Comparative analysis of neuroblastoma: DNA methylation and histone modifications

Aberrant hyper- and hypomethylation are considered crucial steps leading to cancer development and progression in most of the cancers, including neuroblastoma, a childhood tumor derived from sympathetic nervous system cells. DNA methylation changes in neuroblastoma affecting gene expression have been previously described to be essential in regulatory regions. The aim of our study is to characterize the epigenetic profile of the known regulatory regions in neuroblastoma and to understand the relationship between DNA methylation changes, histone modifications and their effect on gene expression.

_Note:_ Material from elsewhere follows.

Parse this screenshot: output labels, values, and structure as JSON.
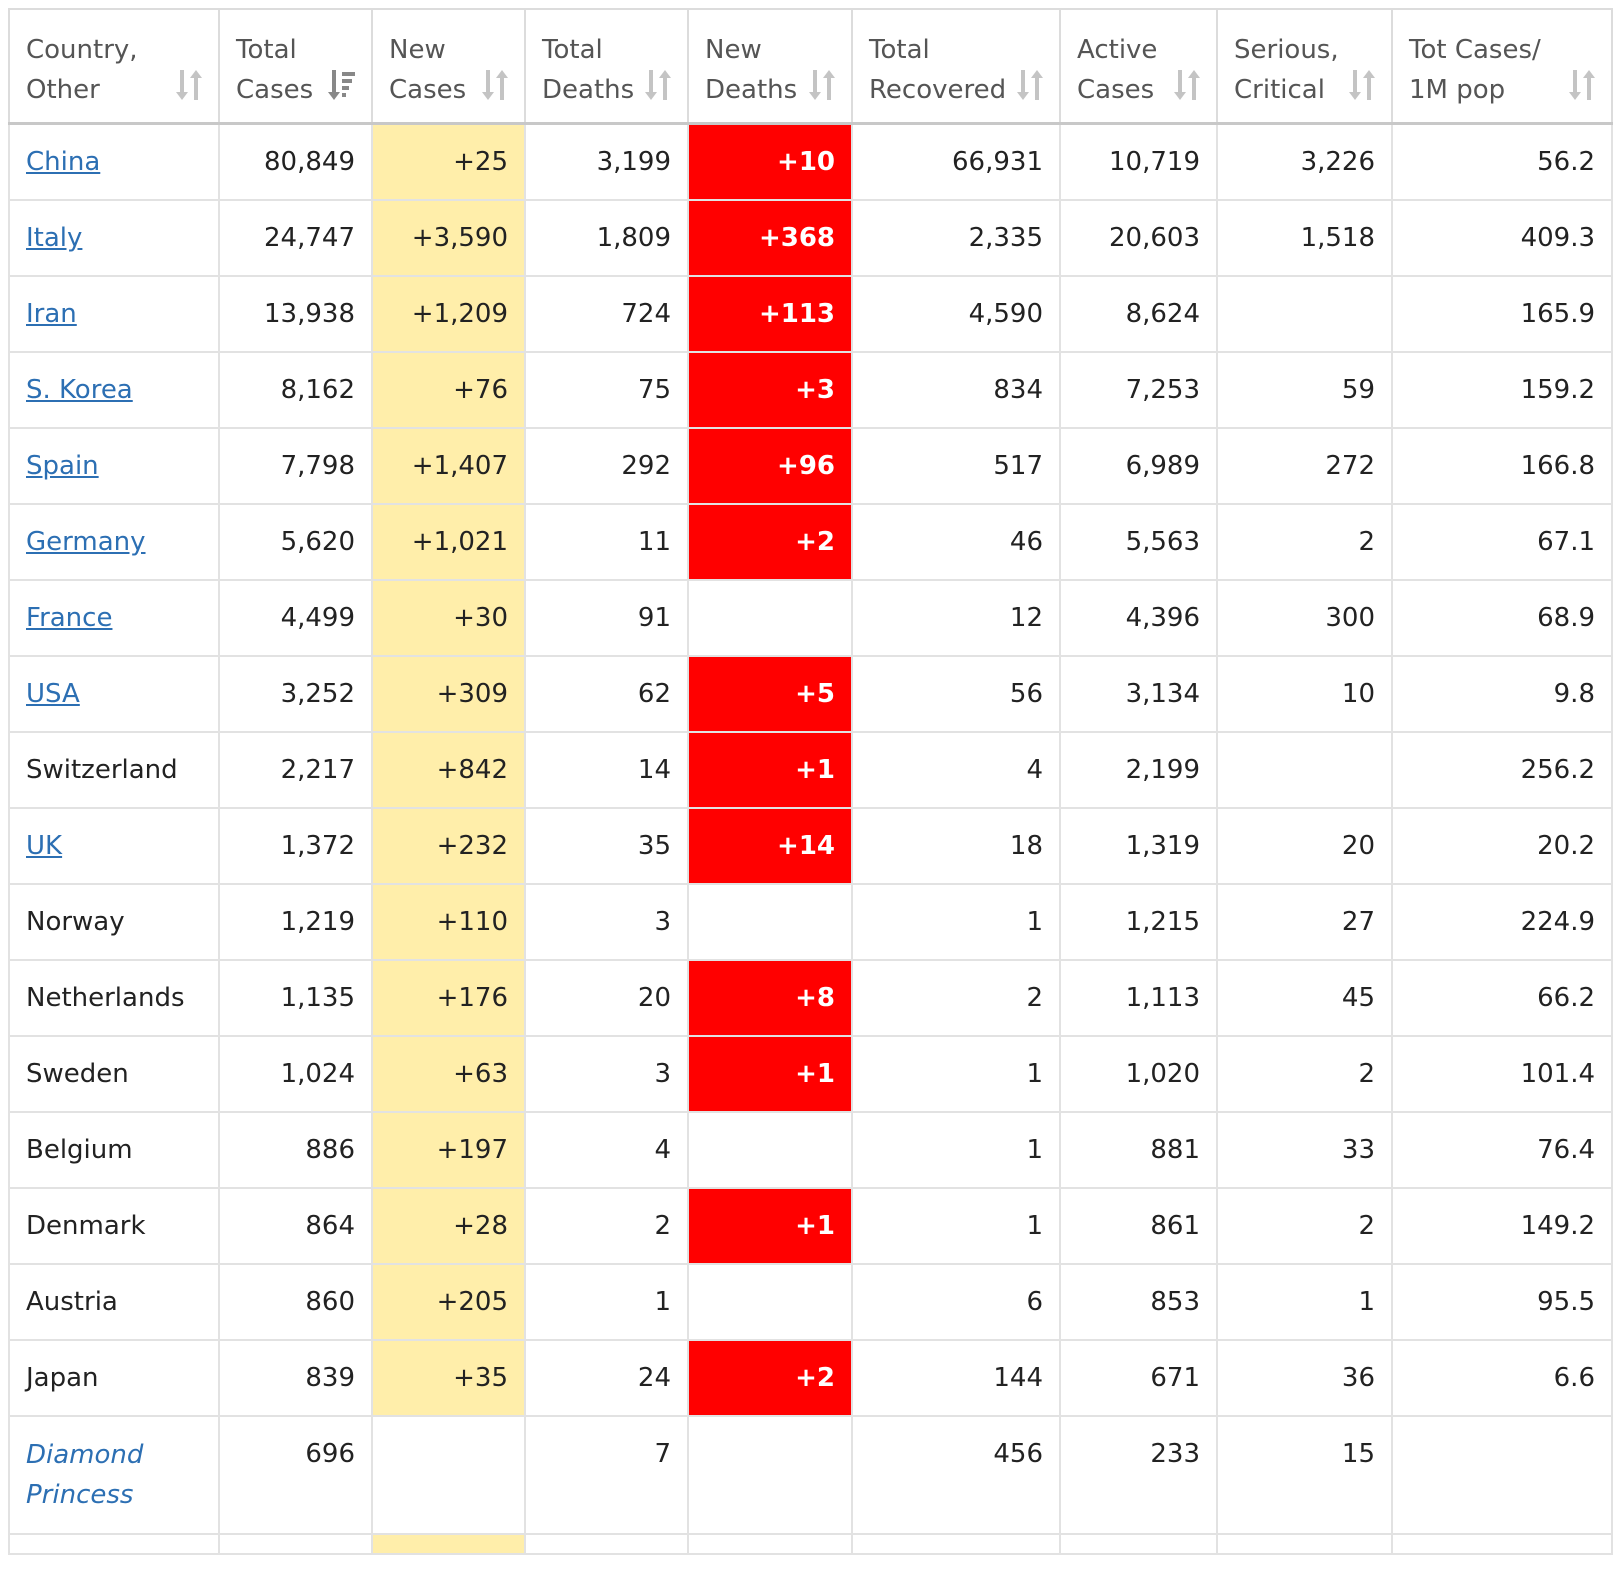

We analyzed the DNA methylation of eight neuroblastoma cell lines using high-density microarrays and MBD-seq public data. Six of them showed differential methylation in promoters as well as in intragenic and intergenic regions such as enhancers and super-enhancers. We identified 46 genes with hypomethylation of intragenic and promoter regions in neuroblastoma, which also demostrated overexpression. This group of genes is enriched for the genes with high-CpG-density promoters (HCP) bearing histone H3 dimethylation mark at K4 (H3K4me2) and trimethylation mark at K27 (H3K27me3) in neural precursor cells (NPC). Within this group we established that CASZ1 (castor zinc finger 1), RAP1GAP2 (RAP1 GTPase activating protein 2), ACTN2 (actinin, alpha 2) showed hypomethylation of intragenic, promoter, and intergenic regulatory region at the same time.

These genes are also known to be overexpressed in various types of human cancers. To understand the possible correlation between DNA differentially methylated regions with histone modifications in neuroblastoma further analysis of ChIP-seq data for histone profiles (H3K4me3, H3K27ac, and H327me3 marks) is needed.